Haman also stressed this theme of abandonment in recommending the destruction of the Jewish people to Ahasuerus. "There is a certain people scattered abroad and dispersed among the peoples in all the provinces of your realm. (Esther 3:8)" In Hebrew, the phrase "there is" is "yeshna," which can also be read "to sleep." The Midrash comments on the double entendre: Haman said to Ahasuerus, "the One about whom it is written Hear O Israel: Hashem is our God, Hashem the One and Only (Deut. 6:4) is asleep, indifferent to the fate of His people."

God answered him, "I am never asleep" [when it comes to protecting My people], as it is written, "Behold, He neither slumbers or sleeps, the guardian of Israel. (Psalms, 121:3)[Esther Raba, 7]

The battle against Haman and Ahasuerus is the externalization of the struggle with this final doubt, the fear that love has died. The resolution of this doubt and the restoration of the sense of security and trust in God in the hearts of the Jewish people was the emotional foundation of the Second Temple. God did not abandon us after all; He still watches over us and protects us even in our exile.

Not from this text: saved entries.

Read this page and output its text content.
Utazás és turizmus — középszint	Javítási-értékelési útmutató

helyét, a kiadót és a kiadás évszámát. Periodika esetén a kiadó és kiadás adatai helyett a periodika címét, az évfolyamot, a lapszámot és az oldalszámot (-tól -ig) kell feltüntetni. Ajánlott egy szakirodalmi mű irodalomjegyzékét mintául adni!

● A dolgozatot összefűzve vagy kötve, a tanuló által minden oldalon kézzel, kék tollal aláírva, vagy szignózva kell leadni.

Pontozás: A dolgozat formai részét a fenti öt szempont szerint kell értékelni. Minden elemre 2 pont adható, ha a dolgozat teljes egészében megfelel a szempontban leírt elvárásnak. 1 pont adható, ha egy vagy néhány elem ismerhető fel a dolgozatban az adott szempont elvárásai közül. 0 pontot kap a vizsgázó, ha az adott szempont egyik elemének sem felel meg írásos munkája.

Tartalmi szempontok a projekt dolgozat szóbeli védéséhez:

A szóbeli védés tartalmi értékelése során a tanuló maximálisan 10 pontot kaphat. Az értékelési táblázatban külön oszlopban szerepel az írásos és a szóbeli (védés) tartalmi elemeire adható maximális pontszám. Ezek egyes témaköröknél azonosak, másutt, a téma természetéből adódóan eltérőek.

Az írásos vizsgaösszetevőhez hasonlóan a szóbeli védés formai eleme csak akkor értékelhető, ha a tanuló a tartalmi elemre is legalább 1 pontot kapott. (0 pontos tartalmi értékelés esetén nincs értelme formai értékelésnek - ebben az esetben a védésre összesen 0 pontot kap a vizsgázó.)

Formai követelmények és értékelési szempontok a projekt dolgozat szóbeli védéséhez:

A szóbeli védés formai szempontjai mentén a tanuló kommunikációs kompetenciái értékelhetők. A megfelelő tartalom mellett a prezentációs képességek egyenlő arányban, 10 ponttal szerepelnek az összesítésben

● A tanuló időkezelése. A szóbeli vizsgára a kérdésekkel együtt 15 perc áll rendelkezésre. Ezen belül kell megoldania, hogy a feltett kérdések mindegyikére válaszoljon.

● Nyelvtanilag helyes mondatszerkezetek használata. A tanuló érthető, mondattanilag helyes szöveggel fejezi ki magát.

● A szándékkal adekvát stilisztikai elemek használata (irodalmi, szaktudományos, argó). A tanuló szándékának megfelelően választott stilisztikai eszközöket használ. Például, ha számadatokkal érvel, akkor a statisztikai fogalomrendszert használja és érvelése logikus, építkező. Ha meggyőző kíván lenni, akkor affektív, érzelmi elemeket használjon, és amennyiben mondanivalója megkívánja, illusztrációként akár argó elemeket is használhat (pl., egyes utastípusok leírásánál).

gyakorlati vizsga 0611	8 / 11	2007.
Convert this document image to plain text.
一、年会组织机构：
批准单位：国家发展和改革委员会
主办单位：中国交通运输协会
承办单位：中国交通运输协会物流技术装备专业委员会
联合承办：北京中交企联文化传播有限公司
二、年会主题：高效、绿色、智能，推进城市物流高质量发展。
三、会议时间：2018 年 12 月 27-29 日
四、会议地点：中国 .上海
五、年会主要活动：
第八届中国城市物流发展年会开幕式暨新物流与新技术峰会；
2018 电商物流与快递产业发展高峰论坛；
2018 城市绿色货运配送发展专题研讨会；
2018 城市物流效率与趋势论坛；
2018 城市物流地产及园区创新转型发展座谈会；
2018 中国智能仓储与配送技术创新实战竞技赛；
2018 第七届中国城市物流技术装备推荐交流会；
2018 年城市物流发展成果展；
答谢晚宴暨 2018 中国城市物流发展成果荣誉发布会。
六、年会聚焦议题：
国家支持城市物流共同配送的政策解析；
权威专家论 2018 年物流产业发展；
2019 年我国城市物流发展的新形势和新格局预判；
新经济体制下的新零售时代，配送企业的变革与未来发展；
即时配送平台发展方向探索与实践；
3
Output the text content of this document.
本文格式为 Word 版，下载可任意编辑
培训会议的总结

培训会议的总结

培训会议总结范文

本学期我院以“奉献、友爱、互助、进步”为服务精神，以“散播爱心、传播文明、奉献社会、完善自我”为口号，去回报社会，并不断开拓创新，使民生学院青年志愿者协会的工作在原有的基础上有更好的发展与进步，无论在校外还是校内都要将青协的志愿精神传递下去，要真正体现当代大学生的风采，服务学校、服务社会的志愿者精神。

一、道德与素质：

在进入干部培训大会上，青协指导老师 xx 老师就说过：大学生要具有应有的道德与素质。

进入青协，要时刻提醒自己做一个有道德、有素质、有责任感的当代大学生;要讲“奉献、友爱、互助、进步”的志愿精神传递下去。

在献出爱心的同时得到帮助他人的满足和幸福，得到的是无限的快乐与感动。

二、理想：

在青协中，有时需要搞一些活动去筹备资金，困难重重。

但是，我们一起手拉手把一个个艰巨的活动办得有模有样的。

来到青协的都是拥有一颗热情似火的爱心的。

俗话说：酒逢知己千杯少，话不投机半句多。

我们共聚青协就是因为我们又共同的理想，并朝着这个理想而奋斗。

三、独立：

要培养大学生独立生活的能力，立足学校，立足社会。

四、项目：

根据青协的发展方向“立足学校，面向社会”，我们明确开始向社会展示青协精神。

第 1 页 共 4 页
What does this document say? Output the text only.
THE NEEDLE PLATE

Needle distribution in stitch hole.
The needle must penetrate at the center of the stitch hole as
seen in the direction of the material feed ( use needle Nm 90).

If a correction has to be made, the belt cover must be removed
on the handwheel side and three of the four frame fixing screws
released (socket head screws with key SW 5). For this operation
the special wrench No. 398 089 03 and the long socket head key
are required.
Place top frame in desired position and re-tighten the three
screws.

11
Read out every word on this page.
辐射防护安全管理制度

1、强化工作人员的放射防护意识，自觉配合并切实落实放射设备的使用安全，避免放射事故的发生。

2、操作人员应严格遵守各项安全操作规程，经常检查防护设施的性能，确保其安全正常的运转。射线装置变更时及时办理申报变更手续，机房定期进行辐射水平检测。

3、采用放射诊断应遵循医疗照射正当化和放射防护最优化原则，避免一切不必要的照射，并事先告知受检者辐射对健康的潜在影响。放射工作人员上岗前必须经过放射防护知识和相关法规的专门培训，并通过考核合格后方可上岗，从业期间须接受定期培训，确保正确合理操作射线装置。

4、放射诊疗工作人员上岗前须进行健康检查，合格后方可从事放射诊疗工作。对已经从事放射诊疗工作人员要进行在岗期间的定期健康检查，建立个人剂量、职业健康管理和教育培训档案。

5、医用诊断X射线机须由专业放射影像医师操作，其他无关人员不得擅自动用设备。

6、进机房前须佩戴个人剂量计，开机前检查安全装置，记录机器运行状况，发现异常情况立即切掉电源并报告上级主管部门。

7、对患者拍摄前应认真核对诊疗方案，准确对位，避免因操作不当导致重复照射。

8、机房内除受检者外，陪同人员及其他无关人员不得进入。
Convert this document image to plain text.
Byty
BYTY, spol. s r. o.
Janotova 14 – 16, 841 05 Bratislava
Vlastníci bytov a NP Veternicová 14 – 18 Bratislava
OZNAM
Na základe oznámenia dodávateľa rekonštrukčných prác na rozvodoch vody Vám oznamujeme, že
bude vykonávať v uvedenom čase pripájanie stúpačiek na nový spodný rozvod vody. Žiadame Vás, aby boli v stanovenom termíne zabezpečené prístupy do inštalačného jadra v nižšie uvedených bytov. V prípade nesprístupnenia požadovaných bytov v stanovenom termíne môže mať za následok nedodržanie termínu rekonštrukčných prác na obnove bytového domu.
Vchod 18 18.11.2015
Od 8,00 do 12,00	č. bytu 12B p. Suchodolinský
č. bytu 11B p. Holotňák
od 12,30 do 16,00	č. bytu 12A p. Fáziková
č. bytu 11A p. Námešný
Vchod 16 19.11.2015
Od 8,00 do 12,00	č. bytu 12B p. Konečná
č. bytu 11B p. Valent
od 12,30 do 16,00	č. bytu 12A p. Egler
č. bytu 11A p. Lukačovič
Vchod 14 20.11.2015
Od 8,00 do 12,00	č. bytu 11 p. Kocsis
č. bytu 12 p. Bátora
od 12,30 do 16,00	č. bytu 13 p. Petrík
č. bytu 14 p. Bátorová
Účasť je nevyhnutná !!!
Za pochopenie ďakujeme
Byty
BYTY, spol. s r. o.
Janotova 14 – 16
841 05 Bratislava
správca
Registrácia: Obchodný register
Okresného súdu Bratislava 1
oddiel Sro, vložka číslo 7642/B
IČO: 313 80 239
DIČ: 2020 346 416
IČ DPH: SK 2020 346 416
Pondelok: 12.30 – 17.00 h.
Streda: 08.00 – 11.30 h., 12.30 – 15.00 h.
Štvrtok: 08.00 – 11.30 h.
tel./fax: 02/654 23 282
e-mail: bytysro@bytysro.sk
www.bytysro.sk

We need to feel the sheer joy of being God’s beloved.

We are now nearing the End of Days and we are once again afflicted with all these doubts. Perhaps God has finally abandoned us after all. How could He have stood by and watched our suffering and persecution for the past 2000 years? How can He stand by and watch the innocent remnant being systematically terrorized? We have finally begun the process of the ingathering of the exiles. We are returning, but where is He?

As we prepare for the festival of Purim we long to catch a glimpse of His loving face behind the curtain once again. Too many of our people have abandoned the struggle with their doubt entirely, and have totally lost their trust in God’s love. We need one of those "hidden miracles" to restore our trust desperately. We need to feel the sheer joy of being God’s beloved.